Not all Chinese buyers are dishonest, of course, but it seems that there is in China, like there is in Nigeria and India, a group of schemers/fleecers making a good living buying fraudulently on eBay. EBay and PayPal employees turn their heads the other way. China is a huge market. EBay and PayPal are not policing buyers there, working on the formula they have adopted for the past five years: “All sellers are thieves, all buyers are innocent.” Only sellers deserve to be punished.
The scam is simple and efficient. It’s prevalent in China, but I am sure other far away markets are using it, too. Why not, they are getting away with legalized thievery.
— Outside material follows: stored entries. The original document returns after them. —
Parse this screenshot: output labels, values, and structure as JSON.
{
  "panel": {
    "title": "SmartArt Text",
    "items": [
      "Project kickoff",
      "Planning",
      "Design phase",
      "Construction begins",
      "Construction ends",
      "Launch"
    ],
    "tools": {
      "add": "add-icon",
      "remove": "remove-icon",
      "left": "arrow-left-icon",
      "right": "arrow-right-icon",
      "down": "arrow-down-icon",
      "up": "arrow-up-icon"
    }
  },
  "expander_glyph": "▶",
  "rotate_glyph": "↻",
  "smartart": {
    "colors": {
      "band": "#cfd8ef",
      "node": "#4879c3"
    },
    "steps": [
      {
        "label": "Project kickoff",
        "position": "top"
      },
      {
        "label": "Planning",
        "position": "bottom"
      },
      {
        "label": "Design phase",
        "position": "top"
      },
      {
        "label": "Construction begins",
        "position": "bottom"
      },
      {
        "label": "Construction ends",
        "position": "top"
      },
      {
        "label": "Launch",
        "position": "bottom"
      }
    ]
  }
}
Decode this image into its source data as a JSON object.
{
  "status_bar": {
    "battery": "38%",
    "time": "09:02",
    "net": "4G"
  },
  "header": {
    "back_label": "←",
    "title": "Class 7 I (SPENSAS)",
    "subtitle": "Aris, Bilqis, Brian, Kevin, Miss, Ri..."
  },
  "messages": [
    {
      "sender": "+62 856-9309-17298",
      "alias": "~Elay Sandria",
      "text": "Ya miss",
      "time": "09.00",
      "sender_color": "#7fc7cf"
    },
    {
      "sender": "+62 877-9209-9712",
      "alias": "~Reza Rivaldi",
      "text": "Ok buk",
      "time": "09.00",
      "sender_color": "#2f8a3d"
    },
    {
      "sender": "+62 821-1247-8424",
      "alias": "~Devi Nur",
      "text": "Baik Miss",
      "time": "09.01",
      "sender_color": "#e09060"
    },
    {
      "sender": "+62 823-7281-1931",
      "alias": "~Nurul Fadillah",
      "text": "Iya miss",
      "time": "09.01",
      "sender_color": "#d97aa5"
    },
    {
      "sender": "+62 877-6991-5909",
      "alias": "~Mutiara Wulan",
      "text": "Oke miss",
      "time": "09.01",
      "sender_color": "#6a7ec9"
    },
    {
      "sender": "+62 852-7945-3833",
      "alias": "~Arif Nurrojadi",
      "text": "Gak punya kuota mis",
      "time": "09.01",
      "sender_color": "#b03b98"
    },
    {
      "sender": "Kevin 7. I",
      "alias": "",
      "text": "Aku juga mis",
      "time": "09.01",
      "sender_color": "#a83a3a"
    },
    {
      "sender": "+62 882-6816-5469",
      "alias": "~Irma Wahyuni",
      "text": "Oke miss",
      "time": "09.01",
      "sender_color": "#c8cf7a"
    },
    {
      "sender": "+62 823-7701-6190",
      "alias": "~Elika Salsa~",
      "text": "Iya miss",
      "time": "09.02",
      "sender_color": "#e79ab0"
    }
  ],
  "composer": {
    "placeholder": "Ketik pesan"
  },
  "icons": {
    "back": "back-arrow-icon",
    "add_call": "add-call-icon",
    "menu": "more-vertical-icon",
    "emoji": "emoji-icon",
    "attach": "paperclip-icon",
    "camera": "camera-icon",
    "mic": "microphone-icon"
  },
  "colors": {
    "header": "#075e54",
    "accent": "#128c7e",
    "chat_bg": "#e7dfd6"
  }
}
1) At the last second a Chinese bidder places a high bid and wins the item. In 99 percent of the cases, he has no feedback and has been buying on eBay only recently… it seems… There is no way for the seller to fend those late automated bids. He/she is powerless.
2) The money is quickly paid via PayPal. The seller follows all PayPal directions, including the one mandating the item to be sent to the address given to PayPal by the buyer and given to the seller by PayPal. This is one of their “written in stone” rules. The item is carefully packed and sent to China, with, of course, a tracking number. Everything has been properly done and covered (or so thinks the seller). And then the nightmare begins.
3) Two weeks go by and the seller receives an email from the buyer that he/she has not received the item. The panicky seller contacts international claims and is told that the item is in China, has been in China for a while and has not been claimed. The address provided to PayPal by the buyer and to the seller by PayPal turns out to be some hotel room or other undeliverable place. The seller emails the buyer to let him know that the item is in his post office in China. He has to go and pick it up.
Meanwhile the buyer contacts PayPal and demands his money back while at the same time bombarding the seller with emails: Where is my item? Where is my item? Where is my item?
4) The seller, who has followed all the rules instituted by eBay/PayPal, receives a form letter from PayPal: “Dear So and So, we have ruled in favor of our beleaguered, innocent, mistreated Chinese buyer. $3,000 are being taken out of your PayPal account and refunded to him.” And that’s that. No representation, no recourse, absolute dictatorship. As soon as the schemer gets his money he goes to his Chinese post office (and I am sure some of the employees there are part of the ring) and claims the item. He has the piece and he has the money. In other words he stole $3,000 from that American seller, with help and solace from two American companies, eBay and PayPal. He changes his buyer’s eBay identification and goes looking for another American victim.
It’s kind of sad. I feel sorry for defenseless elderly Americans trying to eke out a living on eBay. Who is defending them against those foreign scoundrels? Time for eBay and PayPal to take a look at themselves and see what they are doing to those who helped them reach the heights they have attained in our modern world. Makes you sick, doesn’t it? And finally the “coup de grace”: The seller/victim receives a negative feedback plus dire warnings from eBay/PayPal.
— Roger Malebranche
P.S. Thanks, Antique Trader, for allowing the powerless to have a voice.